Now I don't mean your own children, I mean nieces, nephews, cousins... little children that are in your extended family.
Tomorrow is my brother's daughters birthday. See? I didn't even call her my niece... because I don't feel like that about her. I've met her once... a day after she was born. Then my brother had a hissy and decided he hated me, hated my daughter and that we were both bad, horrible people who would no doubt be a bad influence on a newborn, and banned out from her life. Until recently.
Anyway, I don't really want to go... but I am going for my daughter's sake. Her other cousins live interstate and she has no siblings. She spent time with my brother's baby a month or so ago when my mother babysat them both at the same time... and DD had a lot of fun playing with her. So yeah, I kind of want to let DD have some sort of relationship there.
That, and my mother is cracking it that we're "fighting," (even though we're not, my brother is just a jerk)... so I figure I realistically have to see them all of maybe twice a year, for her birthday and for Christmas, so I might as well just play it nice for a few hours twice yearly for her sake, and for my daughters.
But I feel so mean that I don't feel anything for this baby. She is just a random baby in the way I feel about her... I guess because I saw her only once, and I don't like her parents and have never had anything to do with her through their choice, I have just not cared. I was very excited to become an Aunty... but when they were all "You're a bad parent, a bad person and we don't want you in our baby's life," I guess I kind of gave up on being an Aunty and moved on from there.
Does it make me a horrible person? I will pretend that I am so happy and excited to see her turn 1 tomorrow... I know how to put on a show because I am kind of socially awkward and used to faking these things anyway, but I just don't feel ANYTHING for her. No love. No hate. No anything. SHe's just a baby... I would feel sad if anything happened to her, like I would any other baby I heard a sad story about, but I certainly don't feel love or affection for her.

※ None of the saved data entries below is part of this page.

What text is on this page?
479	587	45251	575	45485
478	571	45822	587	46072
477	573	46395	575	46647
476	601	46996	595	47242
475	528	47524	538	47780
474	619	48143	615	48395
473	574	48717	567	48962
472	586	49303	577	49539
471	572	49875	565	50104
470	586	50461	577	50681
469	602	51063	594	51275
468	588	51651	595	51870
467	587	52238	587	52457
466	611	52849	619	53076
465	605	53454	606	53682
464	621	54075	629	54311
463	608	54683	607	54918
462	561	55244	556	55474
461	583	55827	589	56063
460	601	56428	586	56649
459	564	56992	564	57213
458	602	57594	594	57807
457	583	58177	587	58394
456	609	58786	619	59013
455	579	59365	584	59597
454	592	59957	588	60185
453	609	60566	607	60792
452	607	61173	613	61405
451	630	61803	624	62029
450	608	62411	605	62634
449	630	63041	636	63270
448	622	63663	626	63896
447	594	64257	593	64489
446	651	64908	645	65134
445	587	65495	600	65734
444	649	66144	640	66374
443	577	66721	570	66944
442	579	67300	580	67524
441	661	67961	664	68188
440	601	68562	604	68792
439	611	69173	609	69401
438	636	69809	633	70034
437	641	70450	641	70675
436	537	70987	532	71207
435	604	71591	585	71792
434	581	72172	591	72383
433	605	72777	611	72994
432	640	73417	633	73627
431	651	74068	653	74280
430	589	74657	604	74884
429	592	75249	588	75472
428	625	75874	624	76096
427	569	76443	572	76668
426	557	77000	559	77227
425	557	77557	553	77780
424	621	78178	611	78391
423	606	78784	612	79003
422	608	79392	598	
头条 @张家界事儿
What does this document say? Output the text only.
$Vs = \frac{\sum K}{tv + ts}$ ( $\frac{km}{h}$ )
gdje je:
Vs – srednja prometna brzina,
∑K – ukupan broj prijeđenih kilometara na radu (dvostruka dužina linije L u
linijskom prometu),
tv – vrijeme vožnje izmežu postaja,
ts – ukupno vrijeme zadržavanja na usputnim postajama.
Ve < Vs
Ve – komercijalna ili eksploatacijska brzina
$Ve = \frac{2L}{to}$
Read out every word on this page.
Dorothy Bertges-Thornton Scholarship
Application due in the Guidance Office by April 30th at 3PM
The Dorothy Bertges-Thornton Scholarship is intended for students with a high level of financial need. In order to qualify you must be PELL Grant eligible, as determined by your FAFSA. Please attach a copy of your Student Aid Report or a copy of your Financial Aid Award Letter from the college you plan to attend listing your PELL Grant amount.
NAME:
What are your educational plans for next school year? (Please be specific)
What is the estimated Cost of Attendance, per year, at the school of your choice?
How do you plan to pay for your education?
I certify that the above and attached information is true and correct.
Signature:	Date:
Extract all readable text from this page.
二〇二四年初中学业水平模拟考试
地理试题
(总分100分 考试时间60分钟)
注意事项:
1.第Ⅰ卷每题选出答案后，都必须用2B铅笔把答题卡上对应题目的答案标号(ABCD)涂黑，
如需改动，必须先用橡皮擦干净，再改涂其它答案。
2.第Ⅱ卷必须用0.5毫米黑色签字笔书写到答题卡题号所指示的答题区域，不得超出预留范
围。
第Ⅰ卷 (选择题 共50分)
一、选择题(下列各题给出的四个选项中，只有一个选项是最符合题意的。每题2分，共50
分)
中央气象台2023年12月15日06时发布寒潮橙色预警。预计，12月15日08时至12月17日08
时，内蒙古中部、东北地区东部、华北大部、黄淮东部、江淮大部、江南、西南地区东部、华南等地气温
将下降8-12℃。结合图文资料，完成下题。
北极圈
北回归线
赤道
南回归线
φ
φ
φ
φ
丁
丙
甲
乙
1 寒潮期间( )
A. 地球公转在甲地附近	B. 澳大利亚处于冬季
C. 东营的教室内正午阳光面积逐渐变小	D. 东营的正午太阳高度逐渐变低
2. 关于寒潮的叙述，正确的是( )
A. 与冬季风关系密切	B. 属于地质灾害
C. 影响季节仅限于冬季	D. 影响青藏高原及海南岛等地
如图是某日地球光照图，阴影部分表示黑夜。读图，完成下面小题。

Anyway, I'm kind of wanting to know if this makes me horrible, or if anyone else out there has something similar in their family? TBH, I feel that DP's nephew is more of a relative to me... I met him when he was a week or so old, and have been in his life ever since... even though SIL would NEVER EVER think to include me as part of the family... and that makes me feel even worse tbh, that I would consider a little boy who's NOT technically related to me in any way to be more family than a little girl who is my brother's child and my daughter's cousin... biologically.